International Development


In global terms, South Africa’s foreign policy must be shaped by the interplay between diplomatic, political, security, environmental, economic and regional co-operative dynamics that define early 21st century international relations. In particular, our foreign policy-making should remain cognisant of global shifts in hard, soft and smart or mental power from West to East; the stratification of regional groupings in the world; the proliferation of threats to human and state security; to internal and external sovereignty, and to natural resources.

On the basis of our identity as an African country, South Africa’s foreign policy should be driven by a clear and critical understanding of our national, regional and continental priorities in a multi- polar world where the geo-strategic politics of the continent is, once again, becoming increasingly central to global political economic competition for natural resources and market share. As such, we need to have a clear strategy of South Africa’s place in the region, on the continent and in the world over the next 20 – 30 years, and the political space the country will occupy.

On the continent, South Africa should improve collaboration and co-operation, through deeper integration and increased trade with its regional trade partners in Africa, and the global south, in general, particular emphasis should be placed on the role that South Africa can play in mediating the role and influence of the BRICS group and African countries. The impending Tripartite Free Trade Area is a significant step towards improved African integration and should be a priority in South Africa’s foreign policies. In the sub-region, policy-makers must identify regional synergies with South Africa’s immediate SADC neighbours in investment, production and in specific market sectors such as energy and agro-processing.

The NPC submits that the Department of International Relations and Cooperation should focus on organisational transformation to make the department more efficient and effective in its operations abroad, internally and domestically. The NPC recommends that the department’s research capabilities be strengthened, and that it works in collaboration with South Africa’s research, business and academic institutions and with epistemic communities to develop the country’s foreign policies.

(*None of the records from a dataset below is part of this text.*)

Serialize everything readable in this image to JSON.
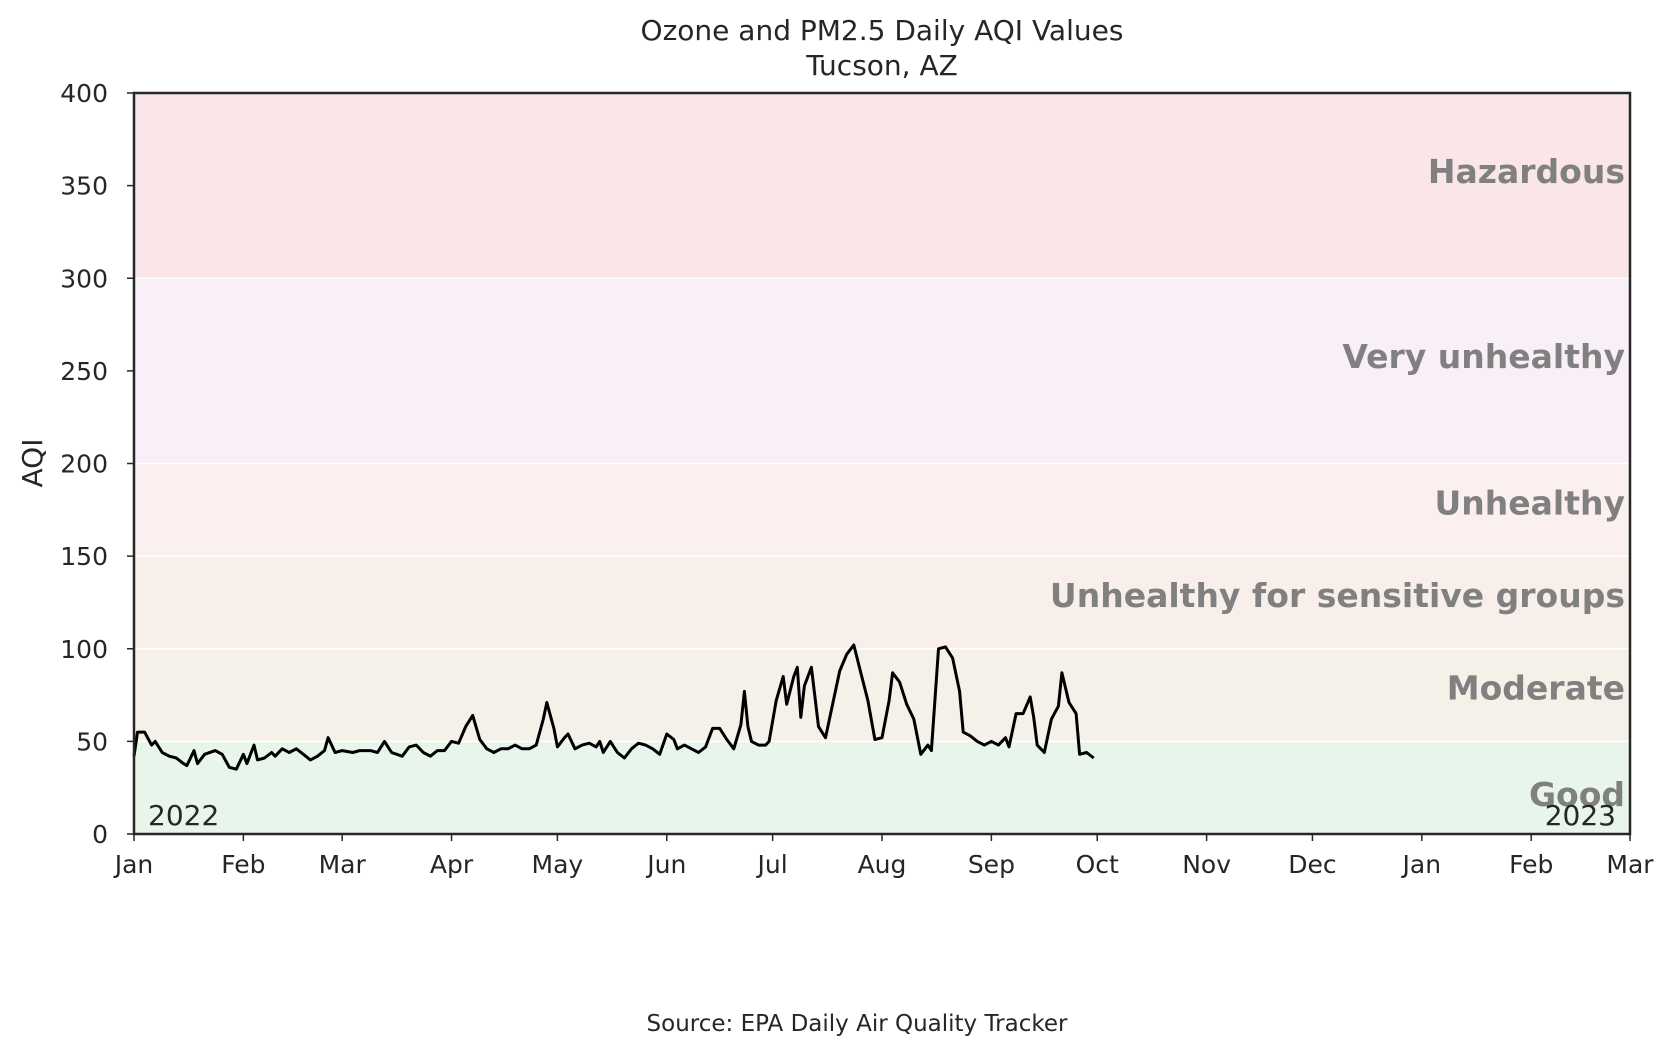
{
  "chart_data": {
    "type": "line",
    "title": "Ozone and PM2.5 Daily AQI Values",
    "subtitle": "Tucson, AZ",
    "xlabel": "",
    "ylabel": "AQI",
    "source": "Source: EPA Daily Air Quality Tracker",
    "xlim": [
      "2022-01-01",
      "2023-03-01"
    ],
    "ylim": [
      0,
      400
    ],
    "yticks": [
      0,
      50,
      100,
      150,
      200,
      250,
      300,
      350,
      400
    ],
    "xticks": [
      {
        "date": "2022-01-01",
        "label": "Jan"
      },
      {
        "date": "2022-02-01",
        "label": "Feb"
      },
      {
        "date": "2022-03-01",
        "label": "Mar"
      },
      {
        "date": "2022-04-01",
        "label": "Apr"
      },
      {
        "date": "2022-05-01",
        "label": "May"
      },
      {
        "date": "2022-06-01",
        "label": "Jun"
      },
      {
        "date": "2022-07-01",
        "label": "Jul"
      },
      {
        "date": "2022-08-01",
        "label": "Aug"
      },
      {
        "date": "2022-09-01",
        "label": "Sep"
      },
      {
        "date": "2022-10-01",
        "label": "Oct"
      },
      {
        "date": "2022-11-01",
        "label": "Nov"
      },
      {
        "date": "2022-12-01",
        "label": "Dec"
      },
      {
        "date": "2023-01-01",
        "label": "Jan"
      },
      {
        "date": "2023-02-01",
        "label": "Feb"
      },
      {
        "date": "2023-03-01",
        "label": "Mar"
      }
    ],
    "year_labels": [
      {
        "text": "2022",
        "position": "bottom-left"
      },
      {
        "text": "2023",
        "position": "bottom-right"
      }
    ],
    "grid": false,
    "bands": [
      {
        "name": "Good",
        "from": 0,
        "to": 50,
        "color": "#e8f5ea"
      },
      {
        "name": "Moderate",
        "from": 50,
        "to": 100,
        "color": "#f5f0e8"
      },
      {
        "name": "Unhealthy for sensitive groups",
        "from": 100,
        "to": 150,
        "color": "#f8efea"
      },
      {
        "name": "Unhealthy",
        "from": 150,
        "to": 200,
        "color": "#fcefef"
      },
      {
        "name": "Very unhealthy",
        "from": 200,
        "to": 300,
        "color": "#f8eff8"
      },
      {
        "name": "Hazardous",
        "from": 300,
        "to": 400,
        "color": "#fae6e8"
      }
    ],
    "series": [
      {
        "color": "#000000",
        "points": [
          [
            "2022-01-01",
            42
          ],
          [
            "2022-01-02",
            55
          ],
          [
            "2022-01-04",
            55
          ],
          [
            "2022-01-06",
            48
          ],
          [
            "2022-01-07",
            50
          ],
          [
            "2022-01-09",
            44
          ],
          [
            "2022-01-11",
            42
          ],
          [
            "2022-01-13",
            41
          ],
          [
            "2022-01-15",
            38
          ],
          [
            "2022-01-16",
            37
          ],
          [
            "2022-01-18",
            45
          ],
          [
            "2022-01-19",
            38
          ],
          [
            "2022-01-21",
            43
          ],
          [
            "2022-01-24",
            45
          ],
          [
            "2022-01-26",
            43
          ],
          [
            "2022-01-28",
            36
          ],
          [
            "2022-01-30",
            35
          ],
          [
            "2022-02-01",
            43
          ],
          [
            "2022-02-02",
            38
          ],
          [
            "2022-02-04",
            48
          ],
          [
            "2022-02-05",
            40
          ],
          [
            "2022-02-07",
            41
          ],
          [
            "2022-02-09",
            44
          ],
          [
            "2022-02-10",
            42
          ],
          [
            "2022-02-12",
            46
          ],
          [
            "2022-02-14",
            44
          ],
          [
            "2022-02-16",
            46
          ],
          [
            "2022-02-18",
            43
          ],
          [
            "2022-02-20",
            40
          ],
          [
            "2022-02-22",
            42
          ],
          [
            "2022-02-24",
            45
          ],
          [
            "2022-02-25",
            52
          ],
          [
            "2022-02-27",
            44
          ],
          [
            "2022-03-01",
            45
          ],
          [
            "2022-03-04",
            44
          ],
          [
            "2022-03-06",
            45
          ],
          [
            "2022-03-09",
            45
          ],
          [
            "2022-03-11",
            44
          ],
          [
            "2022-03-13",
            50
          ],
          [
            "2022-03-15",
            44
          ],
          [
            "2022-03-18",
            42
          ],
          [
            "2022-03-20",
            47
          ],
          [
            "2022-03-22",
            48
          ],
          [
            "2022-03-24",
            44
          ],
          [
            "2022-03-26",
            42
          ],
          [
            "2022-03-28",
            45
          ],
          [
            "2022-03-30",
            45
          ],
          [
            "2022-04-01",
            50
          ],
          [
            "2022-04-03",
            49
          ],
          [
            "2022-04-05",
            58
          ],
          [
            "2022-04-07",
            64
          ],
          [
            "2022-04-09",
            51
          ],
          [
            "2022-04-11",
            46
          ],
          [
            "2022-04-13",
            44
          ],
          [
            "2022-04-15",
            46
          ],
          [
            "2022-04-17",
            46
          ],
          [
            "2022-04-19",
            48
          ],
          [
            "2022-04-21",
            46
          ],
          [
            "2022-04-23",
            46
          ],
          [
            "2022-04-25",
            48
          ],
          [
            "2022-04-27",
            62
          ],
          [
            "2022-04-28",
            71
          ],
          [
            "2022-04-30",
            57
          ],
          [
            "2022-05-01",
            47
          ],
          [
            "2022-05-03",
            52
          ],
          [
            "2022-05-04",
            54
          ],
          [
            "2022-05-06",
            46
          ],
          [
            "2022-05-08",
            48
          ],
          [
            "2022-05-10",
            49
          ],
          [
            "2022-05-12",
            47
          ],
          [
            "2022-05-13",
            50
          ],
          [
            "2022-05-14",
            44
          ],
          [
            "2022-05-16",
            50
          ],
          [
            "2022-05-18",
            44
          ],
          [
            "2022-05-20",
            41
          ],
          [
            "2022-05-22",
            46
          ],
          [
            "2022-05-24",
            49
          ],
          [
            "2022-05-26",
            48
          ],
          [
            "2022-05-28",
            46
          ],
          [
            "2022-05-30",
            43
          ],
          [
            "2022-06-01",
            54
          ],
          [
            "2022-06-03",
            51
          ],
          [
            "2022-06-04",
            46
          ],
          [
            "2022-06-06",
            48
          ],
          [
            "2022-06-08",
            46
          ],
          [
            "2022-06-10",
            44
          ],
          [
            "2022-06-12",
            47
          ],
          [
            "2022-06-14",
            57
          ],
          [
            "2022-06-16",
            57
          ],
          [
            "2022-06-18",
            51
          ],
          [
            "2022-06-20",
            46
          ],
          [
            "2022-06-22",
            59
          ],
          [
            "2022-06-23",
            77
          ],
          [
            "2022-06-24",
            58
          ],
          [
            "2022-06-25",
            50
          ],
          [
            "2022-06-27",
            48
          ],
          [
            "2022-06-29",
            48
          ],
          [
            "2022-06-30",
            50
          ],
          [
            "2022-07-02",
            72
          ],
          [
            "2022-07-04",
            85
          ],
          [
            "2022-07-05",
            70
          ],
          [
            "2022-07-07",
            85
          ],
          [
            "2022-07-08",
            90
          ],
          [
            "2022-07-09",
            63
          ],
          [
            "2022-07-10",
            80
          ],
          [
            "2022-07-12",
            90
          ],
          [
            "2022-07-14",
            58
          ],
          [
            "2022-07-16",
            52
          ],
          [
            "2022-07-18",
            70
          ],
          [
            "2022-07-20",
            88
          ],
          [
            "2022-07-22",
            97
          ],
          [
            "2022-07-24",
            102
          ],
          [
            "2022-07-26",
            87
          ],
          [
            "2022-07-28",
            72
          ],
          [
            "2022-07-30",
            51
          ],
          [
            "2022-08-01",
            52
          ],
          [
            "2022-08-03",
            72
          ],
          [
            "2022-08-04",
            87
          ],
          [
            "2022-08-06",
            82
          ],
          [
            "2022-08-08",
            70
          ],
          [
            "2022-08-10",
            62
          ],
          [
            "2022-08-12",
            43
          ],
          [
            "2022-08-14",
            48
          ],
          [
            "2022-08-15",
            45
          ],
          [
            "2022-08-17",
            100
          ],
          [
            "2022-08-19",
            101
          ],
          [
            "2022-08-21",
            95
          ],
          [
            "2022-08-23",
            77
          ],
          [
            "2022-08-24",
            55
          ],
          [
            "2022-08-26",
            53
          ],
          [
            "2022-08-28",
            50
          ],
          [
            "2022-08-30",
            48
          ],
          [
            "2022-09-01",
            50
          ],
          [
            "2022-09-03",
            48
          ],
          [
            "2022-09-05",
            52
          ],
          [
            "2022-09-06",
            47
          ],
          [
            "2022-09-08",
            65
          ],
          [
            "2022-09-10",
            65
          ],
          [
            "2022-09-12",
            74
          ],
          [
            "2022-09-13",
            63
          ],
          [
            "2022-09-14",
            48
          ],
          [
            "2022-09-16",
            44
          ],
          [
            "2022-09-18",
            62
          ],
          [
            "2022-09-20",
            69
          ],
          [
            "2022-09-21",
            87
          ],
          [
            "2022-09-23",
            71
          ],
          [
            "2022-09-25",
            65
          ],
          [
            "2022-09-26",
            43
          ],
          [
            "2022-09-28",
            44
          ],
          [
            "2022-09-30",
            41
          ]
        ]
      }
    ]
  }
}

South Africa’s business community must be drawn more closely into our foreign policy making. It is an incontestable reality of late capitalist international relations that it may be states that secure international trade or financial relations, but it is, ultimately, private companies that do business across borders. This reality places a high burden of expectations on South African companies to act ethically and responsibly in the region, on the continent and in the world.


  • Intra-regional trade in Southern Africa should increase from 7 percent of trade to 25 percent of trade by 2030.
  • South Africa's trade with regional neighbours should increase from 15 percent of our trade to 30 percent.